Published online May 16, 2018. doi: 10.4253/wjge.v10.i5.93
Peer-review started: January 4, 2018
First decision: January 22, 2018
Revised: February 20, 2018
Accepted: March 14, 2018
Article in press: March 15, 2018
Published online: May 16, 2018
Processing time: 132 Days and 11.5 Hours
To investigate whether endoscopic ultrasound (EUS)-guided insertion of fully covered self-expandable metal stents in walled-off pancreatic necrosis (WOPN) is feasible without fluoroscopy.
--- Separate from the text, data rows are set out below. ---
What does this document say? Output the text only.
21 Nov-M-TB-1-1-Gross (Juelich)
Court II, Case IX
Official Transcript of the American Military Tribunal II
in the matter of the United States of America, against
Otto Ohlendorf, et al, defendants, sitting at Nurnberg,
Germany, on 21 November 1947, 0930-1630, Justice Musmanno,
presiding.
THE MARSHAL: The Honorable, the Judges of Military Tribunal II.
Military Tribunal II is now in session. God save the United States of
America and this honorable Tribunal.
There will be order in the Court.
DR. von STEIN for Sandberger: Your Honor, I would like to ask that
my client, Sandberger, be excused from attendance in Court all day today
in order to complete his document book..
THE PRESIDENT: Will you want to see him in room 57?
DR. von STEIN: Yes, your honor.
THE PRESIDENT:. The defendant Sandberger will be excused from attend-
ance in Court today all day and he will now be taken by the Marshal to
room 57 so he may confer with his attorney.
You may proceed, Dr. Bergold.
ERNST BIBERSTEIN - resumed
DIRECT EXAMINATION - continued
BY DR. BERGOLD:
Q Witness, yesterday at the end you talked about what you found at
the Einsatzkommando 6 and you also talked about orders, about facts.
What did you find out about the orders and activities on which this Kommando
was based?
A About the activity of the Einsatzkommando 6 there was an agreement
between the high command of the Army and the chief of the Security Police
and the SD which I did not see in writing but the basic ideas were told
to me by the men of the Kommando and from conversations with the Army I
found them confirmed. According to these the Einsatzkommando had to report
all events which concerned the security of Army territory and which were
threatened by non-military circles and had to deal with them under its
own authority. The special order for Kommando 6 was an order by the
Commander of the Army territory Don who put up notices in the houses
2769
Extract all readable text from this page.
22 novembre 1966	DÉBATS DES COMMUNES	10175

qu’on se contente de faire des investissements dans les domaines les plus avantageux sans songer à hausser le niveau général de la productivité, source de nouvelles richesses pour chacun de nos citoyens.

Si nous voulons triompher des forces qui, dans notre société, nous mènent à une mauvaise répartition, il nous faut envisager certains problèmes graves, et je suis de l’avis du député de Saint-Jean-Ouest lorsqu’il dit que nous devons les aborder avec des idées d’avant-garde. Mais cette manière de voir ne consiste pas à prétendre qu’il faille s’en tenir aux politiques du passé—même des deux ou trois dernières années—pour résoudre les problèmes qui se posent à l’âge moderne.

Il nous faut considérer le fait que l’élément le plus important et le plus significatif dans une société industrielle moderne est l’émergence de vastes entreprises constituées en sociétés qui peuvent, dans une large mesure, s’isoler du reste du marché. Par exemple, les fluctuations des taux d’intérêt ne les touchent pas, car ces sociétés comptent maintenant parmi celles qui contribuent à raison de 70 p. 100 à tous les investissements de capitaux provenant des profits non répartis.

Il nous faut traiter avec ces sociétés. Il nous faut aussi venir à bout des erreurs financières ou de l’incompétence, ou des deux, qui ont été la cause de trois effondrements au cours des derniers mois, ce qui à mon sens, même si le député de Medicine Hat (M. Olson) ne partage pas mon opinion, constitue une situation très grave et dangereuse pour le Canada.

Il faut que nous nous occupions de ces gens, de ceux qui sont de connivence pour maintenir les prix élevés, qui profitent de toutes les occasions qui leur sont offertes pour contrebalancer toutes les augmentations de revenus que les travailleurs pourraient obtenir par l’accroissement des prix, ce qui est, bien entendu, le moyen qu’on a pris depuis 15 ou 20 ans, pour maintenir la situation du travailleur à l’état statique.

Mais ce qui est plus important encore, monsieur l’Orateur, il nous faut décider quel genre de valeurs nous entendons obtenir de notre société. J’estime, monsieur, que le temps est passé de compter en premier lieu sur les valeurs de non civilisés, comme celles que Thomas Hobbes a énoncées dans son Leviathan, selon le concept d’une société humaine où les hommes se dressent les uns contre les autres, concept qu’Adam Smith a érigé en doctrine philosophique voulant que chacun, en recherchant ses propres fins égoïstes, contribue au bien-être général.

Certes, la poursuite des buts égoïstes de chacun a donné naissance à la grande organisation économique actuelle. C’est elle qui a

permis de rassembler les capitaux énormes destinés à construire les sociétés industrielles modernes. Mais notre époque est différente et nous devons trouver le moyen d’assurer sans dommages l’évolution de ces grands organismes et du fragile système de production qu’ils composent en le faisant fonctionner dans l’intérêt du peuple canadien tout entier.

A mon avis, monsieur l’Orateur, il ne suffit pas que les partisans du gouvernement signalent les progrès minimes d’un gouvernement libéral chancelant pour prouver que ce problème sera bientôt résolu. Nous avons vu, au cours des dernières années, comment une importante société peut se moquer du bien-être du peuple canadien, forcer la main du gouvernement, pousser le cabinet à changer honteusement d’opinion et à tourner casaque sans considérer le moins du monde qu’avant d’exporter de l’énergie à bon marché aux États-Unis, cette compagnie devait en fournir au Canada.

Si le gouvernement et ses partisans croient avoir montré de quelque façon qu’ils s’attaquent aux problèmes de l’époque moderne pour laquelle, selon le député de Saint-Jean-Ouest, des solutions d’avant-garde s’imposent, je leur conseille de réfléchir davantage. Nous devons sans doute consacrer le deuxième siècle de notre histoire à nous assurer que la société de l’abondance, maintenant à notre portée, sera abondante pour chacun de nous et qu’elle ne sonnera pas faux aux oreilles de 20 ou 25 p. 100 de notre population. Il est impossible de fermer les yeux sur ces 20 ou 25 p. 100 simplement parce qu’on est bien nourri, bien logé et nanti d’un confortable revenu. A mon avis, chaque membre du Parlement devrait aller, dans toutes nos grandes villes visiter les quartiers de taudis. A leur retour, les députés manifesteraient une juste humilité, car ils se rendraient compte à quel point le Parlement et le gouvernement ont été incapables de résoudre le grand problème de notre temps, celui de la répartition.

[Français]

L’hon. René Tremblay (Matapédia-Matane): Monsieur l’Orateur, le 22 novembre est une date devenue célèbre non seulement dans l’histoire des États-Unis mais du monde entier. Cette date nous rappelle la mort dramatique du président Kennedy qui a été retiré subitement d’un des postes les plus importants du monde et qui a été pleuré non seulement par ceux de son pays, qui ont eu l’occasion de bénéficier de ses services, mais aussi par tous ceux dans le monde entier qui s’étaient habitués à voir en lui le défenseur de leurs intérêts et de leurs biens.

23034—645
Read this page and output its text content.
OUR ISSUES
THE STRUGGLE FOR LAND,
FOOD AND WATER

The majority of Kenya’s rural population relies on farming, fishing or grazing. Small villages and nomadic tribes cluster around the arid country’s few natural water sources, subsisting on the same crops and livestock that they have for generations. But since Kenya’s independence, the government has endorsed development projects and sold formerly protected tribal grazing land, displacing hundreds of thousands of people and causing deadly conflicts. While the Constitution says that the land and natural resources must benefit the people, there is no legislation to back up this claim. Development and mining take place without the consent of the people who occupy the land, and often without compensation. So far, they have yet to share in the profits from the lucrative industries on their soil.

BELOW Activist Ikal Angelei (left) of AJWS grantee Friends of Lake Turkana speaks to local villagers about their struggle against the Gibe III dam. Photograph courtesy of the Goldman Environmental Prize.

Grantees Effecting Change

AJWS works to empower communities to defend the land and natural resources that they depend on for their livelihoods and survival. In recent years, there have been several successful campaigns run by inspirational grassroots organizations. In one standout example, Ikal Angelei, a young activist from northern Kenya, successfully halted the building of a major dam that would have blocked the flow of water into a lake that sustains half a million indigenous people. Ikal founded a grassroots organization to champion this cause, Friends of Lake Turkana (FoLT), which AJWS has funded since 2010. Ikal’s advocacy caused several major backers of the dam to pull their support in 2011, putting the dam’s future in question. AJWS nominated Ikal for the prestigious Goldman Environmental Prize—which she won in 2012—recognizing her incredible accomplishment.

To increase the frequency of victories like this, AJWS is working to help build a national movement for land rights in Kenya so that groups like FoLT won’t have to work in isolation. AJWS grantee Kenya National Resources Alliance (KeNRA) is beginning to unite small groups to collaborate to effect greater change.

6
Patients with symptomatic pancreatic WOPN undergoing EUS-guided transmural drainage using self-expandable and fully covered self expanding metal stents (FCSEMS) were included. The EUS visibility of each step involved in the transmural stent insertion was assessed by the operators as “visible” or “not visible”: (1) Access to the cyst by needle or cystotome; (2) insertion of a guide wire; (3) introducing of the diathermy and delivery system; (4) opening of the distal flange; and (5) slow withdrawal of the delivery system until contact of distal flange to cavity wall. Technical success was defined as correct positioning of the FCSEMS without the need of fluoroscopy.
In total, 27 consecutive patients with symptomatic WOPN referred for EUS-guided drainage were included. In 2 patients large traversing arteries within the cavity were detected by color Doppler, therefore the insertion of FCSEMS was not attempted. In all other patients (92.6%) EUS-guided transgastric stent insertion was technically successful without fluoroscopy. All steps of the procedure could be clearly visualized by EUS. Nine patients required endoscopic necrosectomy through the FCSEMS. Adverse events were two readmissions with fever and one self-limiting bleeding; there was no procedure-related mortality.
The good endosonographic visibility of the FCSEMS delivery system throughout the procedure allows safe EUS-guided insertion without fluoroscopy making it available as bedside intervention for critically ill patients.
Core tip: The use of self-expanding and lumen-apposing metal stents for the drainage of walled-off necrosis has revolutionised the treatment options and outcome of this disease. Conventionally, these stents are placed by endoscopic ultrasound-guidance but under fluoroscopic control. We could demonstrate that all steps of the stent insertion are visible endosonographically which allows safe and controlled stent placement. Without the need for fluoroscopy and consequent radiation protection regulations, this procedure becomes available in the endoscopy unit and at the bedside of critically ill patients.